Abstract
Gestational diabetes mellitus (GDM) has been recognized as a significant risk factor
for unfavorable pregnancy outcomes. Prevalence of vitamin D deficiency is highly prevalent
among women with GDM. This study was designed to assess the effect of vitamin D supplementation
on pregnancy outcomes of pregnant women with GDM who were not on oral hypoglycemic
agents. This randomized controlled clinical trial was performed among 45 pregnant
women diagnosed with GDM at 24–28 weeks’ gestation. Subjects were randomly assigned
to consume either vitamin D supplements (cholecalciferol) or placebo. Individuals
in the vitamin D group (n=22) received 50 000 IU vitamin D3 pearl 2 times during the
study: at study baseline and day 21 of intervention and those in placebo group (n=23)

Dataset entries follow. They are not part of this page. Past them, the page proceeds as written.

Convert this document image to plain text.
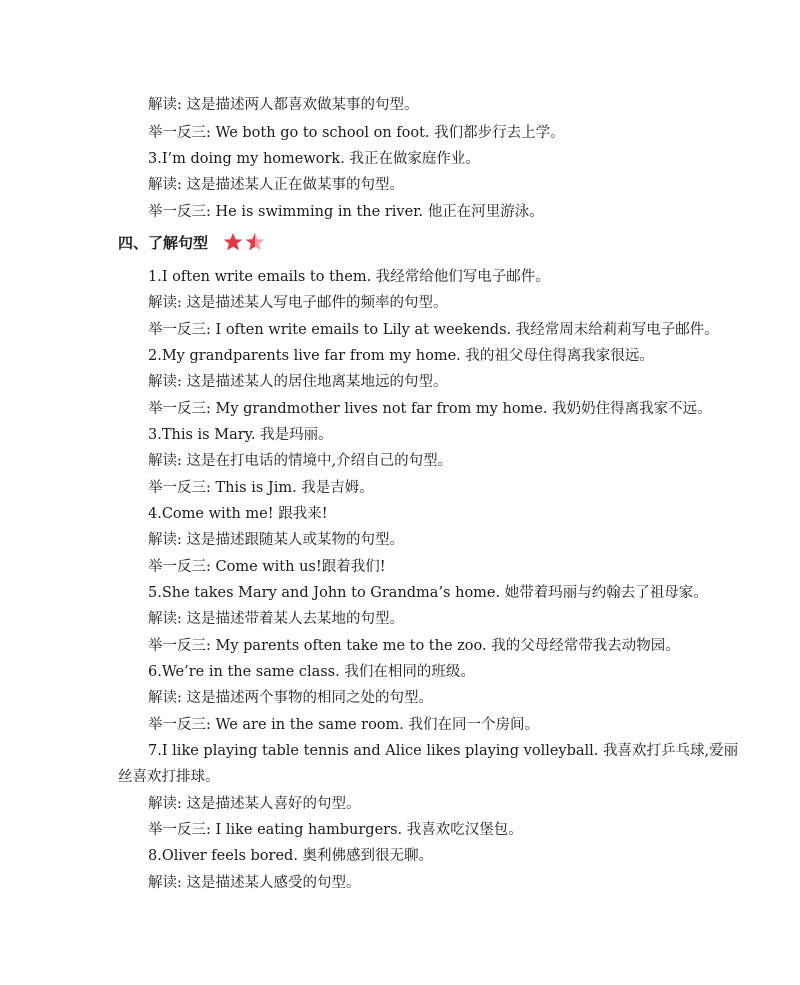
解读: 这是描述两人都喜欢做某事的句型。
举一反三: We both go to school on foot. 我们都步行去上学。
3.I’m doing my homework. 我正在做家庭作业。
解读: 这是描述某人正在做某事的句型。
举一反三: He is swimming in the river. 他正在河里游泳。
四、了解句型
1.I often write emails to them. 我经常给他们写电子邮件。
解读: 这是描述某人写电子邮件的频率的句型。
举一反三: I often write emails to Lily at weekends. 我经常周末给莉莉写电子邮件。
2.My grandparents live far from my home. 我的祖父母住得离我家很远。
解读: 这是描述某人的居住地离某地远的句型。
举一反三: My grandmother lives not far from my home. 我奶奶住得离我家不远。
3.This is Mary. 我是玛丽。
解读: 这是在打电话的情境中,介绍自己的句型。
举一反三: This is Jim. 我是吉姆。
4.Come with me! 跟我来!
解读: 这是描述跟随某人或某物的句型。
举一反三: Come with us!跟着我们!
5.She takes Mary and John to Grandma’s home. 她带着玛丽与约翰去了祖母家。
解读: 这是描述带着某人去某地的句型。
举一反三: My parents often take me to the zoo. 我的父母经常带我去动物园。
6.We’re in the same class. 我们在相同的班级。
解读: 这是描述两个事物的相同之处的句型。
举一反三: We are in the same room. 我们在同一个房间。
7.I like playing table tennis and Alice likes playing volleyball. 我喜欢打乒乓球,爱丽
丝喜欢打排球。
解读: 这是描述某人喜好的句型。
举一反三: I like eating hamburgers. 我喜欢吃汉堡包。
8.Oliver feels bored. 奥利佛感到很无聊。
解读: 这是描述某人感受的句型。
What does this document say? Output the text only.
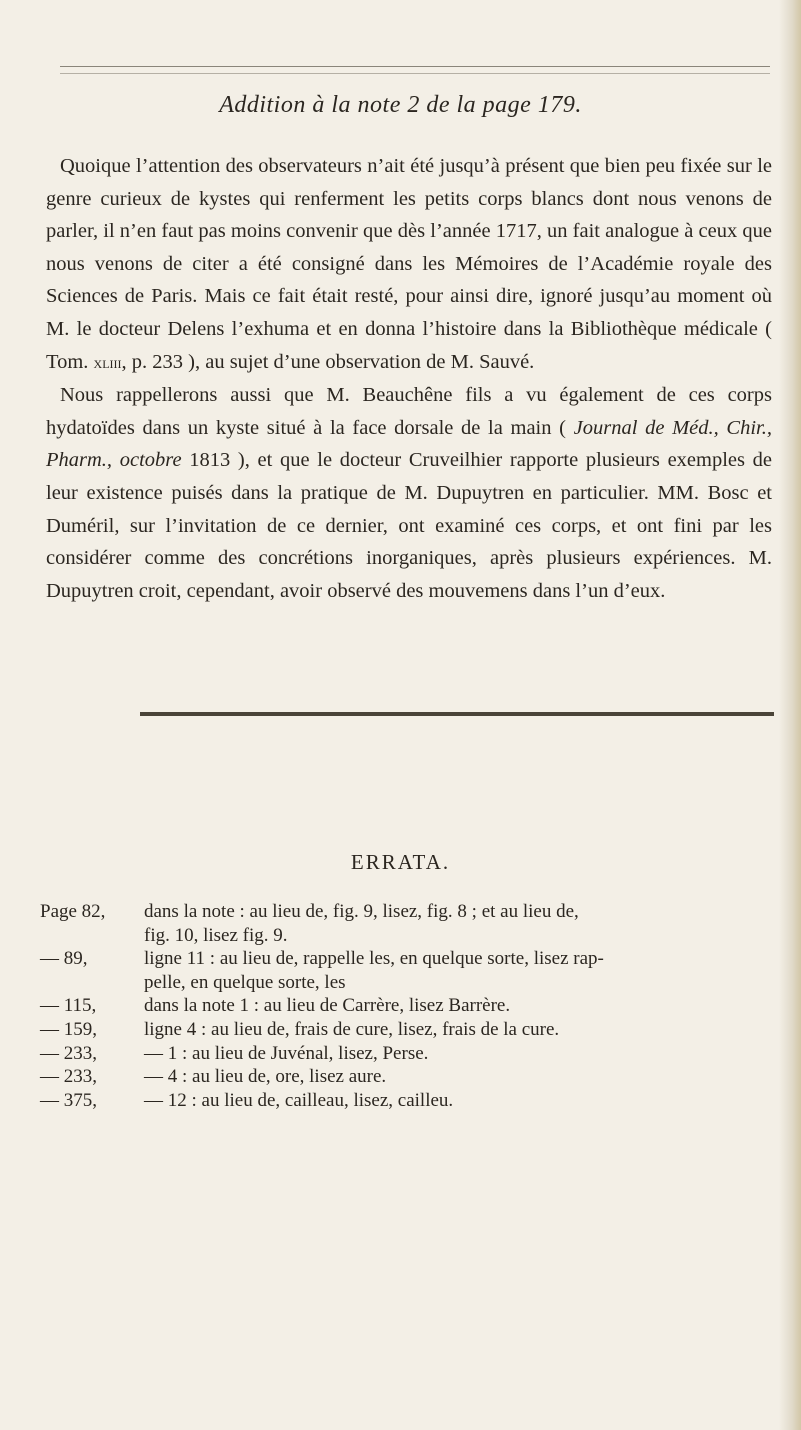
Addition à la note 2 de la page 179.

Quoique l’attention des observateurs n’ait été jusqu’à présent que bien peu fixée sur le genre curieux de kystes qui renferment les petits corps blancs dont nous venons de parler, il n’en faut pas moins convenir que dès l’année 1717, un fait analogue à ceux que nous venons de citer a été consigné dans les Mémoires de l’Académie royale des Sciences de Paris. Mais ce fait était resté, pour ainsi dire, ignoré jusqu’au moment où M. le docteur Delens l’exhuma et en donna l’histoire dans la Bibliothèque médicale ( Tom. xliii, p. 233 ), au sujet d’une observation de M. Sauvé.

Nous rappellerons aussi que M. Beauchêne fils a vu également de ces corps hydatoïdes dans un kyste situé à la face dorsale de la main ( Journal de Méd., Chir., Pharm., octobre 1813 ), et que le docteur Cruveilhier rapporte plusieurs exemples de leur existence puisés dans la pratique de M. Dupuytren en particulier. MM. Bosc et Duméril, sur l’invitation de ce dernier, ont examiné ces corps, et ont fini par les considérer comme des concrétions inorganiques, après plusieurs expériences. M. Dupuytren croit, cependant, avoir observé des mouvemens dans l’un d’eux.

ERRATA.
Page 82,	dans la note : au lieu de, fig. 9, lisez, fig. 8 ; et au lieu de,
fig. 10, lisez fig. 9.
— 89,	ligne 11 : au lieu de, rappelle les, en quelque sorte, lisez rap-
pelle, en quelque sorte, les
— 115,	dans la note 1 : au lieu de Carrère, lisez Barrère.
— 159,	ligne 4 : au lieu de, frais de cure, lisez, frais de la cure.
— 233,	— 1 : au lieu de Juvénal, lisez, Perse.
— 233,	— 4 : au lieu de, ore, lisez aure.
— 375,	— 12 : au lieu de, cailleau, lisez, cailleu.
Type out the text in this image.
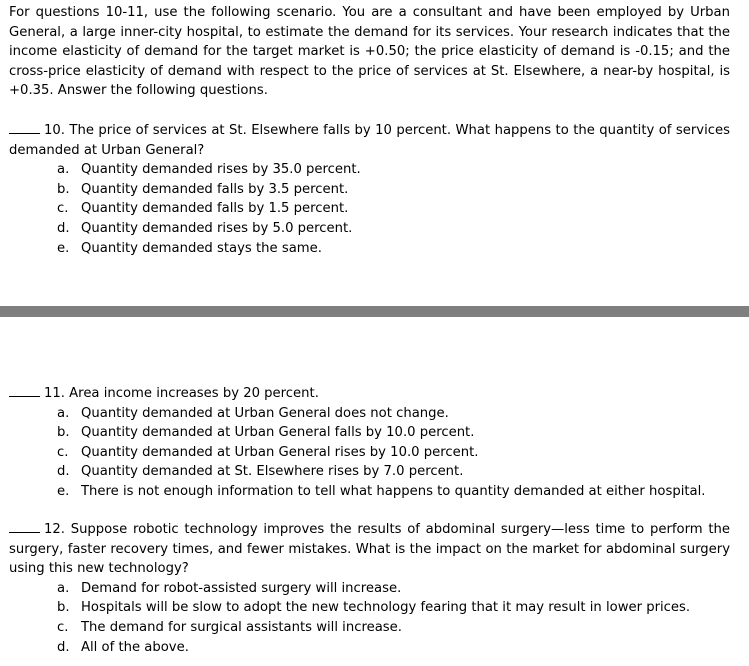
For questions 10-11, use the following scenario. You are a consultant and have been employed by Urban General, a large inner-city hospital, to estimate the demand for its services. Your research indicates that the income elasticity of demand for the target market is +0.50; the price elasticity of demand is -0.15; and the cross-price elasticity of demand with respect to the price of services at St. Elsewhere, a near-by hospital, is +0.35. Answer the following questions.

10. The price of services at St. Elsewhere falls by 10 percent. What happens to the quantity of services demanded at Urban General?

a. Quantity demanded rises by 35.0 percent.
b. Quantity demanded falls by 3.5 percent.
c. Quantity demanded falls by 1.5 percent.
d. Quantity demanded rises by 5.0 percent.
e. Quantity demanded stays the same.

11. Area income increases by 20 percent.

a. Quantity demanded at Urban General does not change.
b. Quantity demanded at Urban General falls by 10.0 percent.
c. Quantity demanded at Urban General rises by 10.0 percent.
d. Quantity demanded at St. Elsewhere rises by 7.0 percent.
e. There is not enough information to tell what happens to quantity demanded at either hospital.

12. Suppose robotic technology improves the results of abdominal surgery—less time to perform the surgery, faster recovery times, and fewer mistakes. What is the impact on the market for abdominal surgery using this new technology?

a. Demand for robot-assisted surgery will increase.
b. Hospitals will be slow to adopt the new technology fearing that it may result in lower prices.
c. The demand for surgical assistants will increase.
d. All of the above.
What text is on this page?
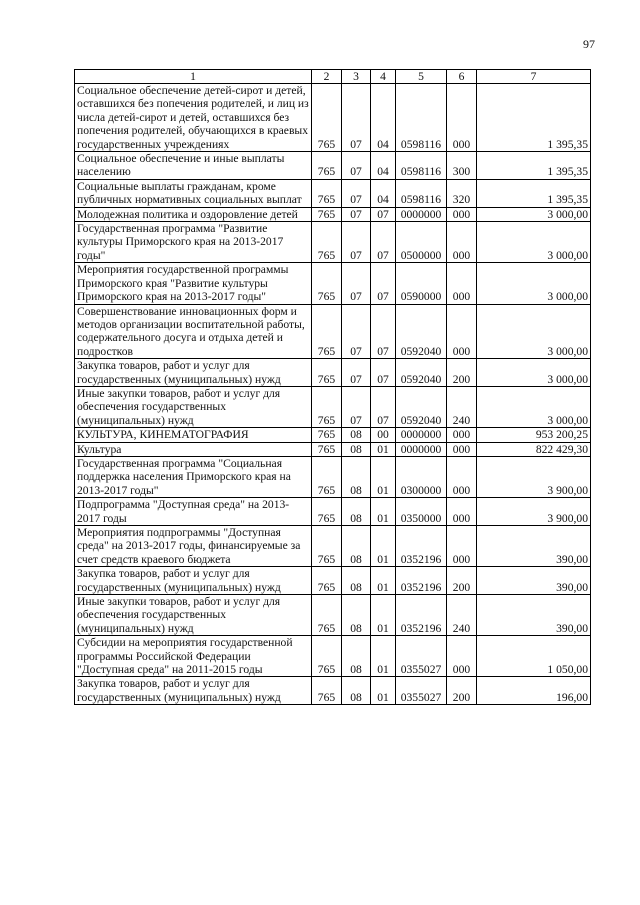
97
1	2	3	4	5	6	7
Социальное обеспечение детей-сирот и детей, оставшихся без попечения родителей, и лиц из числа детей-сирот и детей, оставшихся без попечения родителей, обучающихся в краевых государственных учреждениях	765	07	04	0598116	000	1 395,35
Социальное обеспечение и иные выплаты населению	765	07	04	0598116	300	1 395,35
Социальные выплаты гражданам, кроме публичных нормативных социальных выплат	765	07	04	0598116	320	1 395,35
Молодежная политика и оздоровление детей	765	07	07	0000000	000	3 000,00
Государственная программа "Развитие культуры Приморского края на 2013-2017 годы"	765	07	07	0500000	000	3 000,00
Мероприятия государственной программы Приморского края "Развитие культуры Приморского края на 2013-2017 годы"	765	07	07	0590000	000	3 000,00
Совершенствование инновационных форм и методов организации воспитательной работы, содержательного досуга и отдыха детей и подростков	765	07	07	0592040	000	3 000,00
Закупка товаров, работ и услуг для государственных (муниципальных) нужд	765	07	07	0592040	200	3 000,00
Иные закупки товаров, работ и услуг для обеспечения государственных (муниципальных) нужд	765	07	07	0592040	240	3 000,00
КУЛЬТУРА, КИНЕМАТОГРАФИЯ	765	08	00	0000000	000	953 200,25
Культура	765	08	01	0000000	000	822 429,30
Государственная программа "Социальная поддержка населения Приморского края на 2013-2017 годы"	765	08	01	0300000	000	3 900,00
Подпрограмма "Доступная среда" на 2013-2017 годы	765	08	01	0350000	000	3 900,00
Мероприятия подпрограммы "Доступная среда" на 2013-2017 годы, финансируемые за счет средств краевого бюджета	765	08	01	0352196	000	390,00
Закупка товаров, работ и услуг для государственных (муниципальных) нужд	765	08	01	0352196	200	390,00
Иные закупки товаров, работ и услуг для обеспечения государственных (муниципальных) нужд	765	08	01	0352196	240	390,00
Субсидии на мероприятия государственной программы Российской Федерации "Доступная среда" на 2011-2015 годы	765	08	01	0355027	000	1 050,00
Закупка товаров, работ и услуг для государственных (муниципальных) нужд	765	08	01	0355027	200	196,00
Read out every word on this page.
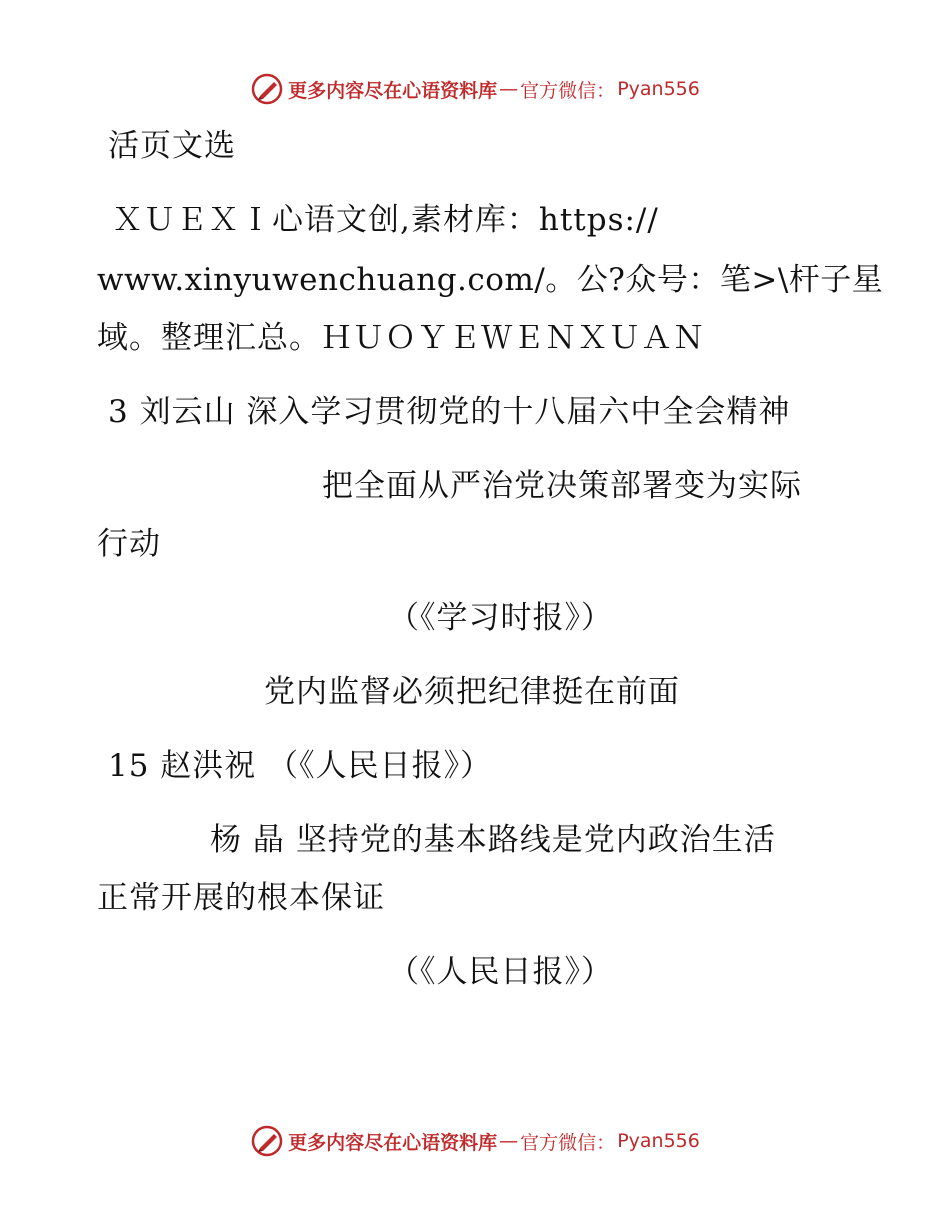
更多内容尽在心语资料库 — 官方微信： Pyan556
活页文选
ＸＵＥＸＩ心语文创,素材库：https://
www.xinyuwenchuang.com/。公?众号：笔>\杆子星
域。整理汇总。ＨＵＯＹＥＷＥＮＸＵＡＮ
3 刘云山 深入学习贯彻党的十八届六中全会精神
把全面从严治党决策部署变为实际
行动
（《学习时报》）
党内监督必须把纪律挺在前面
15 赵洪祝 （《人民日报》）
杨 晶 坚持党的基本路线是党内政治生活
正常开展的根本保证
（《人民日报》）
更多内容尽在心语资料库 — 官方微信： Pyan556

received 2 placebos at the mentioned times. Fasting blood samples were taken at baseline
to measure fasting plasma glucose. Participants underwent a 3-h oral glucose tolerance
tests (OGTT) and the blood samples were collected at time 60, 120, and 180 min to
measure plasma glucose levels. Newborn’s weight, height, head circumference, Apgar
score, and hyperbilirubinemia were determined. Taking vitamin D supplements, compared
with placebo, resulted in improved pregnancy outcomes; such that those in the vitamin
D group had no case of polyhydramnios, while 17.4% of subjects in placebo group had
this condition (p=0.04). In addition, newborn’s hyperbilirubinemia was significantly
lower in vitamin D group than that in placebo group (27.3% vs. 60.9%, p=0.02). In
conclusion, vitamin D supplementation for 6 weeks among pregnant women with GDM resulted
in decreased maternal polyhydramnios and infant hyperbilirubinemia compared with placebo.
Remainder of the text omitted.